Il governo ucraino, dal canto suo, vorrebbe anche di più, e chiede altri missili Atacms, quelli in grado di colpire in profondità nel territorio russo. Armi che evidentemente Zelensky teme di non ricevere più in futuro. Per il momento Biden non ha accolto la richiesta: se lo farà nei prossimi giorni o settimane, sarà il segno che la preoccupazione è in aumento.

Il piano di rimpatrio

Il presidente eletto e il team della transizione si stanno muovendo su diversi fronti. La nomina di Susie Wiles come capo di gabinetto ha dato di fatto il via al processo di selezione della squadra di governo. Com’è normale in questa fase, circolano a briglia sciolta i nomi più disparati per le varie segreterie e agenzie, e fra questi c’è anche quello del senatore Marco Rubio per la segreteria di stato, scelta che sarebbe clamorosa se si pensa al curriculum da falco internazionalista di Rubio, che al netto di recenti riposizionamenti tattici è sempre stato in aperto contrasto con la prospettiva nazionalista e isolazionista di Trump.

Sul tavolo c’è anche il piano per rimpatriare gli 11 milioni di immigrati irregolari presenti che vivono negli Stati Uniti, probabilmente l’iniziativa di cui il rieletto presidente ha parlato di più durante la campagna.
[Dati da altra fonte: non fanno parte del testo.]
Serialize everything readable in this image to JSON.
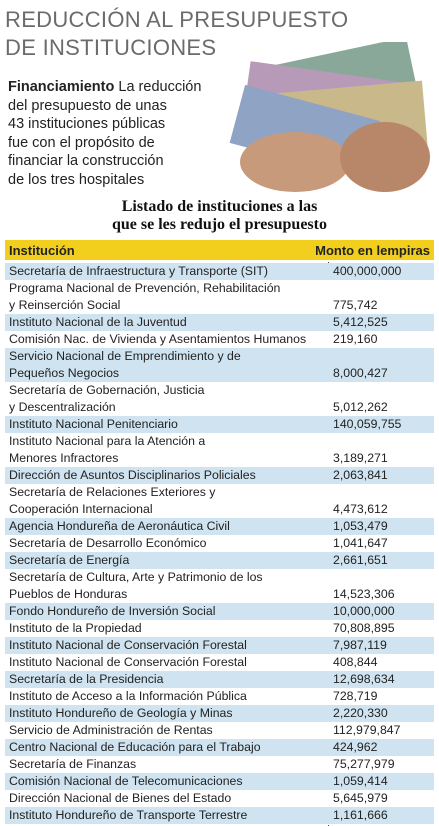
{
  "header": {
    "title": [
      "REDUCCIÓN AL PRESUPUESTO",
      "DE INSTITUCIONES"
    ]
  },
  "intro": {
    "lead": "Financiamiento",
    "lines": [
      "La reducción",
      "del presupuesto de unas",
      "43 instituciones públicas",
      "fue con el propósito de",
      "financiar la construcción",
      "de los tres hospitales"
    ]
  },
  "table": {
    "title": [
      "Listado de instituciones a las",
      "que se les redujo el presupuesto"
    ],
    "columns": [
      "Institución",
      "Monto en lempiras"
    ],
    "rows": [
      {
        "name": [
          "Secretaría de Infraestructura y Transporte (SIT)"
        ],
        "amount": "400,000,000"
      },
      {
        "name": [
          "Programa Nacional de Prevención, Rehabilitación",
          "y Reinserción Social"
        ],
        "amount": "775,742"
      },
      {
        "name": [
          "Instituto Nacional de la Juventud"
        ],
        "amount": "5,412,525"
      },
      {
        "name": [
          "Comisión Nac. de Vivienda y Asentamientos Humanos"
        ],
        "amount": "219,160"
      },
      {
        "name": [
          "Servicio Nacional de Emprendimiento y de",
          "Pequeños Negocios"
        ],
        "amount": "8,000,427"
      },
      {
        "name": [
          "Secretaría de Gobernación, Justicia",
          "y Descentralización"
        ],
        "amount": "5,012,262"
      },
      {
        "name": [
          "Instituto Nacional Penitenciario"
        ],
        "amount": "140,059,755"
      },
      {
        "name": [
          "Instituto Nacional para la Atención a",
          "Menores Infractores"
        ],
        "amount": "3,189,271"
      },
      {
        "name": [
          "Dirección de Asuntos Disciplinarios Policiales"
        ],
        "amount": "2,063,841"
      },
      {
        "name": [
          "Secretaría de Relaciones Exteriores y",
          "Cooperación Internacional"
        ],
        "amount": "4,473,612"
      },
      {
        "name": [
          "Agencia Hondureña de Aeronáutica Civil"
        ],
        "amount": "1,053,479"
      },
      {
        "name": [
          "Secretaría de Desarrollo Económico"
        ],
        "amount": "1,041,647"
      },
      {
        "name": [
          "Secretaría de Energía"
        ],
        "amount": "2,661,651"
      },
      {
        "name": [
          "Secretaría de Cultura, Arte y Patrimonio de los",
          "Pueblos de Honduras"
        ],
        "amount": "14,523,306"
      },
      {
        "name": [
          "Fondo Hondureño de Inversión Social"
        ],
        "amount": "10,000,000"
      },
      {
        "name": [
          "Instituto de la Propiedad"
        ],
        "amount": "70,808,895"
      },
      {
        "name": [
          "Instituto Nacional de Conservación Forestal"
        ],
        "amount": "7,987,119"
      },
      {
        "name": [
          "Instituto Nacional de Conservación Forestal"
        ],
        "amount": "408,844"
      },
      {
        "name": [
          "Secretaría de la Presidencia"
        ],
        "amount": "12,698,634"
      },
      {
        "name": [
          "Instituto de Acceso a la Información Pública"
        ],
        "amount": "728,719"
      },
      {
        "name": [
          "Instituto Hondureño de Geología y Minas"
        ],
        "amount": "2,220,330"
      },
      {
        "name": [
          "Servicio de Administración de Rentas"
        ],
        "amount": "112,979,847"
      },
      {
        "name": [
          "Centro Nacional de Educación para el Trabajo"
        ],
        "amount": "424,962"
      },
      {
        "name": [
          "Secretaría de Finanzas"
        ],
        "amount": "75,277,979"
      },
      {
        "name": [
          "Comisión Nacional de Telecomunicaciones"
        ],
        "amount": "1,059,414"
      },
      {
        "name": [
          "Dirección Nacional de Bienes del Estado"
        ],
        "amount": "5,645,979"
      },
      {
        "name": [
          "Instituto Hondureño de Transporte Terrestre"
        ],
        "amount": "1,161,666"
      }
    ]
  }
}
I consiglieri presidenziali stanno discutendo le misure da prendere una volta insediata l’amministrazione. Fra queste ci sarebbe una dichiarazione di emergenza nazionale che permetterebbe al governo di usare le forze militari per arrestare e deportare gli immigrati. Poi si tratta anche di cancellare le norme imposte dall’amministrazione Biden che indicano alle forze dell’ordine di non perseguire immigrati clandestini che non hanno commesso altri reati.

Trump ha detto che il piano di rimpatrio comincerà dai 1,3 milioni di clandestini che hanno già ricevuto un foglio di via definitivo da parte di un tribunale dell’immigrazione e da chi ha commesso reati.

E anche il riassetto del sistema delle corti che si occupa di reati migratori è al centro delle attenzioni degli uomini di Trump.